幸せの種
北海道にも遅い春がやってきた。
千島桜が花開く頃、美麗は新しい生命をこの世に送り出した。
父親である千尋から一文字、今の季節から一文字。
自分のように、難しい漢字で苦労しないように。
誰からも祝福されずに生まれた娘ではあるけれど、その人生にはたくさんの花が開くように。
「千花(ちか)、あなただけでも幸せになってね」
新生児だというのに、千花は美麗のその言葉を聞いて『わかったよ』と言いたげに微笑んだ。

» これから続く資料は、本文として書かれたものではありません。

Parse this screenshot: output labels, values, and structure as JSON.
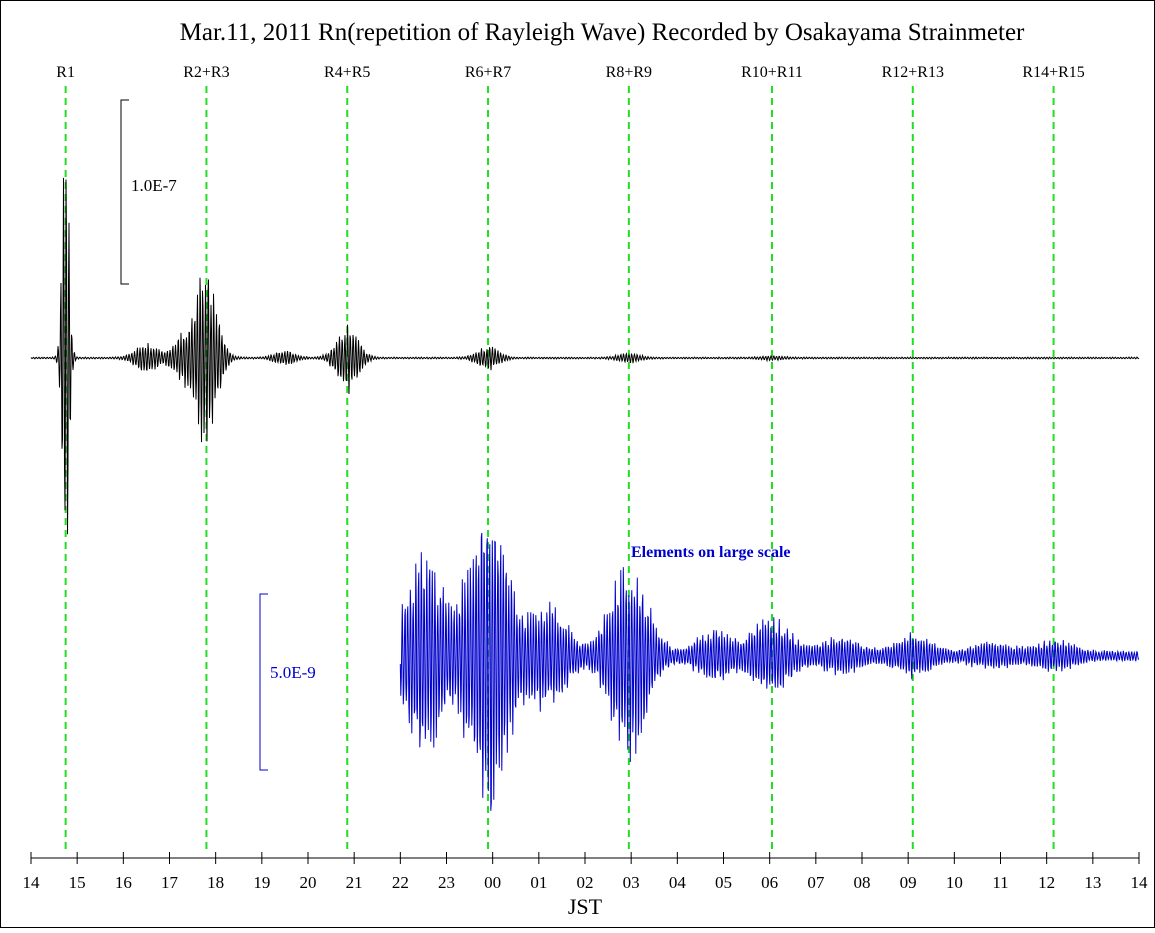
{
  "chart_data": {
    "type": "line",
    "title": "Mar.11, 2011  Rn(repetition of Rayleigh Wave) Recorded by Osakayama Strainmeter",
    "xlabel": "JST",
    "x_ticks": [
      "14",
      "15",
      "16",
      "17",
      "18",
      "19",
      "20",
      "21",
      "22",
      "23",
      "00",
      "01",
      "02",
      "03",
      "04",
      "05",
      "06",
      "07",
      "08",
      "09",
      "10",
      "11",
      "12",
      "13",
      "14"
    ],
    "x_range_hours": [
      14,
      38
    ],
    "markers": [
      {
        "label": "R1",
        "time": 14.75
      },
      {
        "label": "R2+R3",
        "time": 17.8
      },
      {
        "label": "R4+R5",
        "time": 20.85
      },
      {
        "label": "R6+R7",
        "time": 23.9
      },
      {
        "label": "R8+R9",
        "time": 26.95
      },
      {
        "label": "R10+R11",
        "time": 30.05
      },
      {
        "label": "R12+R13",
        "time": 33.1
      },
      {
        "label": "R14+R15",
        "time": 36.15
      }
    ],
    "marker_color": "#22dd22",
    "series": [
      {
        "color": "#000000",
        "t_start": 14.0,
        "t_end": 38.0,
        "scale_bar_label": "1.0E-7",
        "wave_packets": [
          {
            "center": 14.75,
            "amplitude": 1.0
          },
          {
            "center": 16.5,
            "amplitude": 0.07
          },
          {
            "center": 17.3,
            "amplitude": 0.09
          },
          {
            "center": 17.8,
            "amplitude": 0.42
          },
          {
            "center": 19.5,
            "amplitude": 0.03
          },
          {
            "center": 20.85,
            "amplitude": 0.15
          },
          {
            "center": 23.9,
            "amplitude": 0.05
          },
          {
            "center": 26.95,
            "amplitude": 0.02
          },
          {
            "center": 30.05,
            "amplitude": 0.008
          }
        ]
      },
      {
        "color": "#0000cc",
        "t_start": 22.0,
        "t_end": 38.0,
        "annotation": "Elements on large scale",
        "scale_bar_label": "5.0E-9",
        "wave_packets": [
          {
            "center": 22.5,
            "amplitude": 0.6
          },
          {
            "center": 23.9,
            "amplitude": 1.0
          },
          {
            "center": 25.2,
            "amplitude": 0.3
          },
          {
            "center": 26.95,
            "amplitude": 0.55
          },
          {
            "center": 28.8,
            "amplitude": 0.12
          },
          {
            "center": 30.05,
            "amplitude": 0.2
          },
          {
            "center": 31.5,
            "amplitude": 0.09
          },
          {
            "center": 33.1,
            "amplitude": 0.1
          },
          {
            "center": 34.8,
            "amplitude": 0.06
          },
          {
            "center": 36.15,
            "amplitude": 0.07
          }
        ]
      }
    ]
  }
}
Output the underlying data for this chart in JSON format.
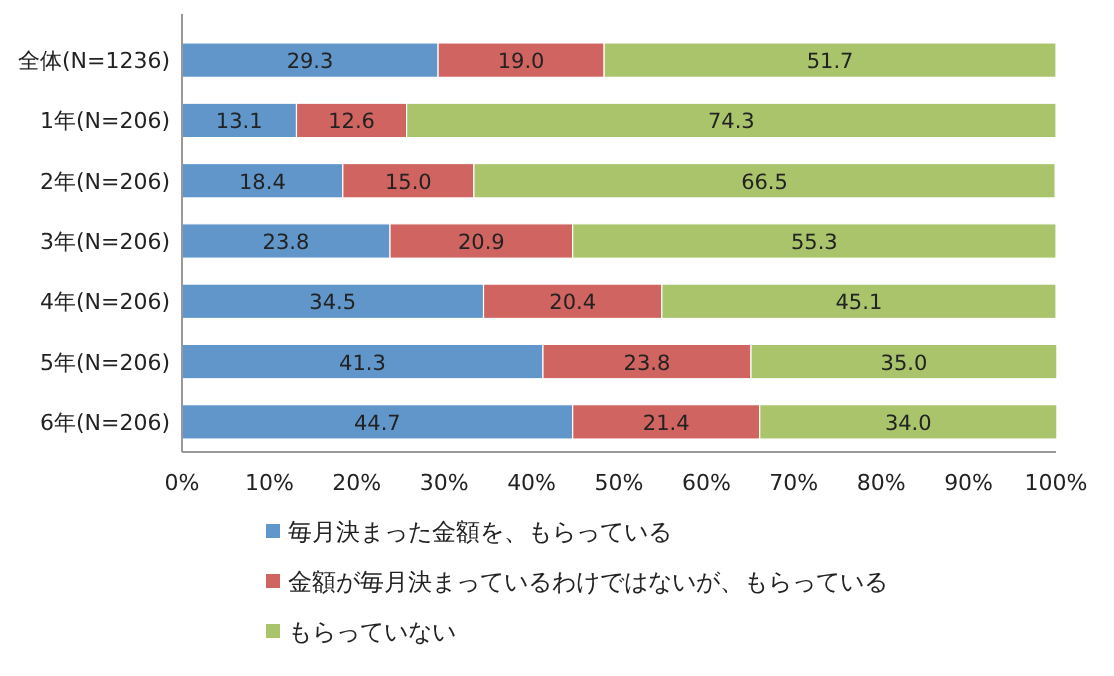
{
  "chart_data": {
    "type": "bar",
    "orientation": "horizontal",
    "stacked": true,
    "legend": "bottom",
    "grid": false,
    "categories": [
      "全体(N=1236)",
      "1年(N=206)",
      "2年(N=206)",
      "3年(N=206)",
      "4年(N=206)",
      "5年(N=206)",
      "6年(N=206)"
    ],
    "xlim": [
      0,
      100
    ],
    "xticks": [
      {
        "value": 0,
        "label": "0%"
      },
      {
        "value": 10,
        "label": "10%"
      },
      {
        "value": 20,
        "label": "20%"
      },
      {
        "value": 30,
        "label": "30%"
      },
      {
        "value": 40,
        "label": "40%"
      },
      {
        "value": 50,
        "label": "50%"
      },
      {
        "value": 60,
        "label": "60%"
      },
      {
        "value": 70,
        "label": "70%"
      },
      {
        "value": 80,
        "label": "80%"
      },
      {
        "value": 90,
        "label": "90%"
      },
      {
        "value": 100,
        "label": "100%"
      }
    ],
    "series": [
      {
        "name": "毎月決まった金額を、もらっている",
        "color": "#6196cb",
        "values": [
          29.3,
          13.1,
          18.4,
          23.8,
          34.5,
          41.3,
          44.7
        ],
        "value_labels": [
          "29.3",
          "13.1",
          "18.4",
          "23.8",
          "34.5",
          "41.3",
          "44.7"
        ]
      },
      {
        "name": "金額が毎月決まっているわけではないが、もらっている",
        "color": "#d06460",
        "values": [
          19.0,
          12.6,
          15.0,
          20.9,
          20.4,
          23.8,
          21.4
        ],
        "value_labels": [
          "19.0",
          "12.6",
          "15.0",
          "20.9",
          "20.4",
          "23.8",
          "21.4"
        ]
      },
      {
        "name": "もらっていない",
        "color": "#aac46c",
        "values": [
          51.7,
          74.3,
          66.5,
          55.3,
          45.1,
          35.0,
          34.0
        ],
        "value_labels": [
          "51.7",
          "74.3",
          "66.5",
          "55.3",
          "45.1",
          "35.0",
          "34.0"
        ]
      }
    ]
  }
}
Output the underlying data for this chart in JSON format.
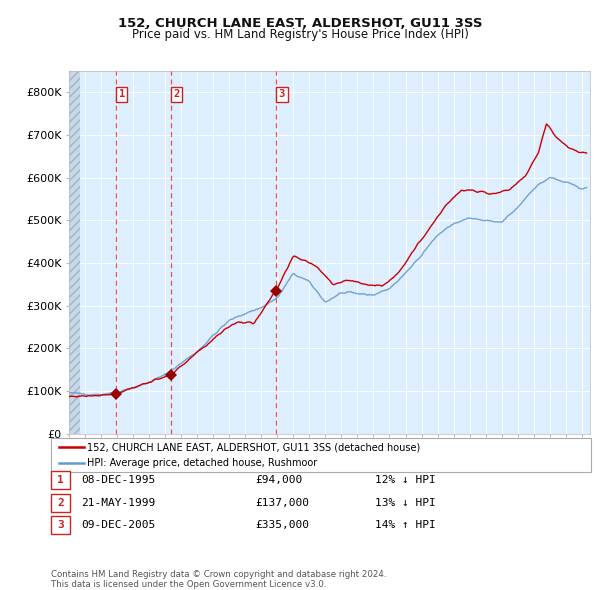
{
  "title": "152, CHURCH LANE EAST, ALDERSHOT, GU11 3SS",
  "subtitle": "Price paid vs. HM Land Registry's House Price Index (HPI)",
  "legend_line1": "152, CHURCH LANE EAST, ALDERSHOT, GU11 3SS (detached house)",
  "legend_line2": "HPI: Average price, detached house, Rushmoor",
  "footer": "Contains HM Land Registry data © Crown copyright and database right 2024.\nThis data is licensed under the Open Government Licence v3.0.",
  "sales": [
    {
      "num": 1,
      "date": "08-DEC-1995",
      "year": 1995.94,
      "price": 94000,
      "pct": "12%",
      "dir": "↓"
    },
    {
      "num": 2,
      "date": "21-MAY-1999",
      "year": 1999.38,
      "price": 137000,
      "pct": "13%",
      "dir": "↓"
    },
    {
      "num": 3,
      "date": "09-DEC-2005",
      "year": 2005.94,
      "price": 335000,
      "pct": "14%",
      "dir": "↑"
    }
  ],
  "ylim": [
    0,
    850000
  ],
  "yticks": [
    0,
    100000,
    200000,
    300000,
    400000,
    500000,
    600000,
    700000,
    800000
  ],
  "ytick_labels": [
    "£0",
    "£100K",
    "£200K",
    "£300K",
    "£400K",
    "£500K",
    "£600K",
    "£700K",
    "£800K"
  ],
  "hpi_color": "#6699cc",
  "price_color": "#cc0000",
  "sale_dot_color": "#990000",
  "vline_color": "#ee3333",
  "bg_color": "#ddeeff",
  "hatch_color": "#c8d8e8",
  "grid_color": "#ffffff",
  "box_color": "#cc2222",
  "xlim_start": 1993.0,
  "xlim_end": 2025.5,
  "hpi_anchors": [
    [
      1993.0,
      95000
    ],
    [
      1994.0,
      93000
    ],
    [
      1995.0,
      92000
    ],
    [
      1996.0,
      97000
    ],
    [
      1997.0,
      108000
    ],
    [
      1998.0,
      120000
    ],
    [
      1999.0,
      138000
    ],
    [
      2000.0,
      165000
    ],
    [
      2001.0,
      192000
    ],
    [
      2002.0,
      230000
    ],
    [
      2003.0,
      265000
    ],
    [
      2004.0,
      282000
    ],
    [
      2005.0,
      295000
    ],
    [
      2006.0,
      318000
    ],
    [
      2007.0,
      375000
    ],
    [
      2008.0,
      355000
    ],
    [
      2009.0,
      308000
    ],
    [
      2010.0,
      330000
    ],
    [
      2011.0,
      328000
    ],
    [
      2012.0,
      325000
    ],
    [
      2013.0,
      340000
    ],
    [
      2014.0,
      375000
    ],
    [
      2015.0,
      420000
    ],
    [
      2016.0,
      465000
    ],
    [
      2017.0,
      492000
    ],
    [
      2018.0,
      505000
    ],
    [
      2019.0,
      498000
    ],
    [
      2020.0,
      495000
    ],
    [
      2021.0,
      530000
    ],
    [
      2022.0,
      575000
    ],
    [
      2023.0,
      600000
    ],
    [
      2024.0,
      588000
    ],
    [
      2025.0,
      575000
    ]
  ],
  "price_anchors": [
    [
      1993.0,
      87000
    ],
    [
      1994.5,
      89000
    ],
    [
      1995.94,
      94000
    ],
    [
      1997.0,
      108000
    ],
    [
      1998.0,
      120000
    ],
    [
      1999.38,
      137000
    ],
    [
      2000.5,
      175000
    ],
    [
      2001.5,
      205000
    ],
    [
      2002.5,
      238000
    ],
    [
      2003.5,
      262000
    ],
    [
      2004.5,
      258000
    ],
    [
      2005.94,
      335000
    ],
    [
      2007.0,
      415000
    ],
    [
      2007.8,
      405000
    ],
    [
      2008.5,
      390000
    ],
    [
      2009.5,
      350000
    ],
    [
      2010.5,
      360000
    ],
    [
      2011.5,
      350000
    ],
    [
      2012.5,
      345000
    ],
    [
      2013.5,
      375000
    ],
    [
      2015.0,
      455000
    ],
    [
      2016.5,
      535000
    ],
    [
      2017.5,
      570000
    ],
    [
      2018.5,
      568000
    ],
    [
      2019.5,
      562000
    ],
    [
      2020.5,
      572000
    ],
    [
      2021.5,
      605000
    ],
    [
      2022.3,
      660000
    ],
    [
      2022.8,
      725000
    ],
    [
      2023.3,
      700000
    ],
    [
      2023.8,
      680000
    ],
    [
      2024.3,
      668000
    ],
    [
      2024.8,
      660000
    ],
    [
      2025.0,
      658000
    ]
  ]
}
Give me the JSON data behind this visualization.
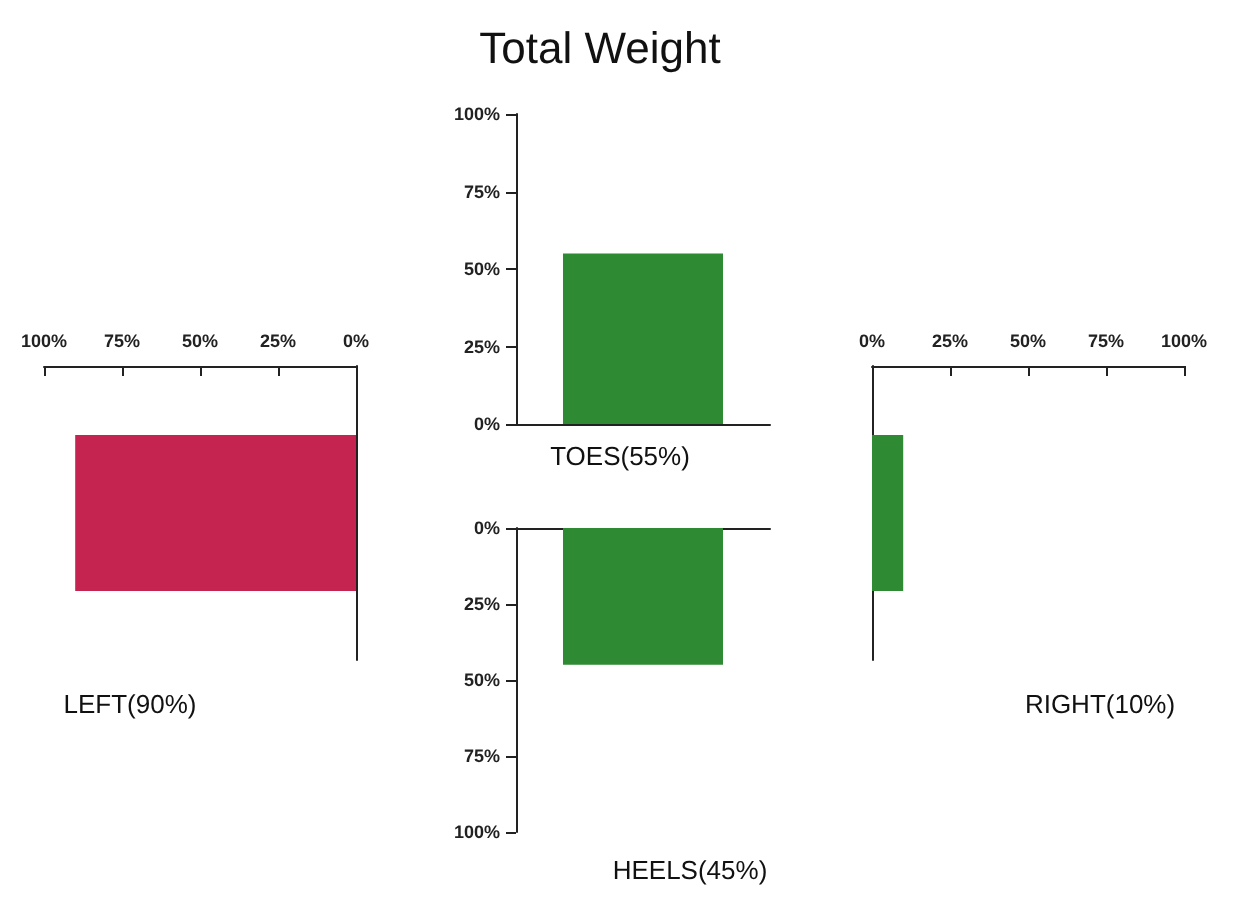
{
  "chart_data": [
    {
      "type": "bar",
      "orientation": "horizontal",
      "categories": [
        null
      ],
      "values": [
        90
      ],
      "color": "#c4244f",
      "xlim": [
        100,
        0
      ],
      "xticks": [
        {
          "value": 100,
          "label": "100%"
        },
        {
          "value": 75,
          "label": "75%"
        },
        {
          "value": 50,
          "label": "50%"
        },
        {
          "value": 25,
          "label": "25%"
        },
        {
          "value": 0,
          "label": "0%"
        }
      ],
      "xlabel": "LEFT(90%)",
      "grid": false
    },
    {
      "type": "bar",
      "title": "Total Weight",
      "categories": [
        null
      ],
      "values": [
        55
      ],
      "color": "#2f8a34",
      "ylim": [
        0,
        100
      ],
      "yticks": [
        {
          "value": 0,
          "label": "0%"
        },
        {
          "value": 25,
          "label": "25%"
        },
        {
          "value": 50,
          "label": "50%"
        },
        {
          "value": 75,
          "label": "75%"
        },
        {
          "value": 100,
          "label": "100%"
        }
      ],
      "xlabel": "TOES(55%)",
      "grid": false
    },
    {
      "type": "bar",
      "categories": [
        null
      ],
      "values": [
        45
      ],
      "color": "#2f8a34",
      "ylim": [
        100,
        0
      ],
      "yticks": [
        {
          "value": 0,
          "label": "0%"
        },
        {
          "value": 25,
          "label": "25%"
        },
        {
          "value": 50,
          "label": "50%"
        },
        {
          "value": 75,
          "label": "75%"
        },
        {
          "value": 100,
          "label": "100%"
        }
      ],
      "xlabel": "HEELS(45%)",
      "grid": false
    },
    {
      "type": "bar",
      "orientation": "horizontal",
      "categories": [
        null
      ],
      "values": [
        10
      ],
      "color": "#2f8a34",
      "xlim": [
        0,
        100
      ],
      "xticks": [
        {
          "value": 0,
          "label": "0%"
        },
        {
          "value": 25,
          "label": "25%"
        },
        {
          "value": 50,
          "label": "50%"
        },
        {
          "value": 75,
          "label": "75%"
        },
        {
          "value": 100,
          "label": "100%"
        }
      ],
      "xlabel": "RIGHT(10%)",
      "grid": false
    }
  ]
}
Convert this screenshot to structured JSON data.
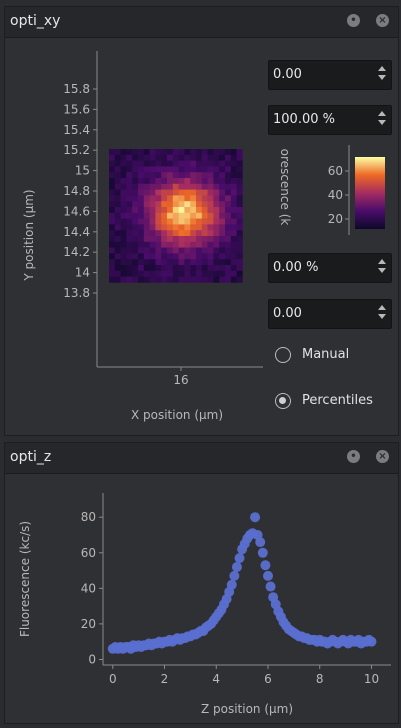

「生まれたばかりなのに、笑うんだね。千尋にも見せてあげたかったな……」
千尋のことを思い出し、美麗はまた泣いた。
生まれたばかりの千花も一緒に泣いた。
他に家族がいない分娩室で、十代の若い母親は思い切り泣いた。
出産の苦しみを乗り越えた涙。
無事に生まれた我が子に逢えた涙。
自分と我が子の今後を憂う涙。
千尋に逢えない涙。
隣で泣く新生児は、涙を流さず可愛い泣き声をあげていた。
――他に泣いてくれる家族も、千尋もいないけれど、この子がいる。
千花と名付けられた娘を抱いて、美麗はまた涙を流した。